Sermon Video: Paul and Barnabas part company - Acts 15:30-41

Paul and Barnabas were an amazing team, the work they accomplished for the sake of the Gospel was groundbreaking, but they didn't last.  The friendship and teamwork that they had built together over years of working for the Lord was put to the test not by a difference of opinion about what God wanted them to do, but by the question of who they should bring along to help do it.  When Paul proposed a second missionary trip to visit again the churches from the first, Barnabas was in agreement that this was a task that needed to be done.  The disagreement arose when Barnabas wanted to take along his cousin John Mark and Paul refused to consider including him.  Mark had been a member of the first trip but had for an unknown reason abandoned them mid-way through it.  Whatever that reason was, it left a bad taste in Paul's mouth and he was unwilling to use this mission as a reclamation project.

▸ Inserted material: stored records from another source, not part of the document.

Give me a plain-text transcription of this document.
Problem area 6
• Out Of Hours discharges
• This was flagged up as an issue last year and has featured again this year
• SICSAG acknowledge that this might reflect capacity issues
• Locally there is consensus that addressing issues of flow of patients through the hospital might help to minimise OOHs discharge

Well meaning Christian who are trying to serve God can still disagree on how to do it.  We may even agree on the larger goals, see a common path to take to get there, and then still fail to see eye to eye on the details.  It happens, sometimes through our own failures and hang-ups and sometimes simply through seeing things differently.  Barnabas believed in people, he was willing to risk the mission to save one man, much as he had done years before when he stood up for Paul when nobody else would.  Barnabas is trying to win the battle, he's looking at an individual tree.  Paul is looking at the grand vision, the massive task that Jesus has commanded his disciples to bring the Gospel to the ends of the earth, he's trying to win the war, looking at the whole forest.  This isn't a question of who is right or who is wrong, they just disagree.
Paul and Barnabas went there separate ways, Barnabas taking Mark along and Paul finding a new partner in Silas.  The question for us today is not how can we prevent disagreements from happening, they're inevitable in an organization full of reformed sinners with limited wisdom, the question is how can we deal with them without destroying that which we all love, Christ's Church, in the process.
There is a positive note to the end of this story, Barnabas was right about Mark.  Later on Paul will write about Mark being a valuable partner in his ministry, someone he can count on.  We serve the God of second chances, and evidently Paul eventually gave Mark one too.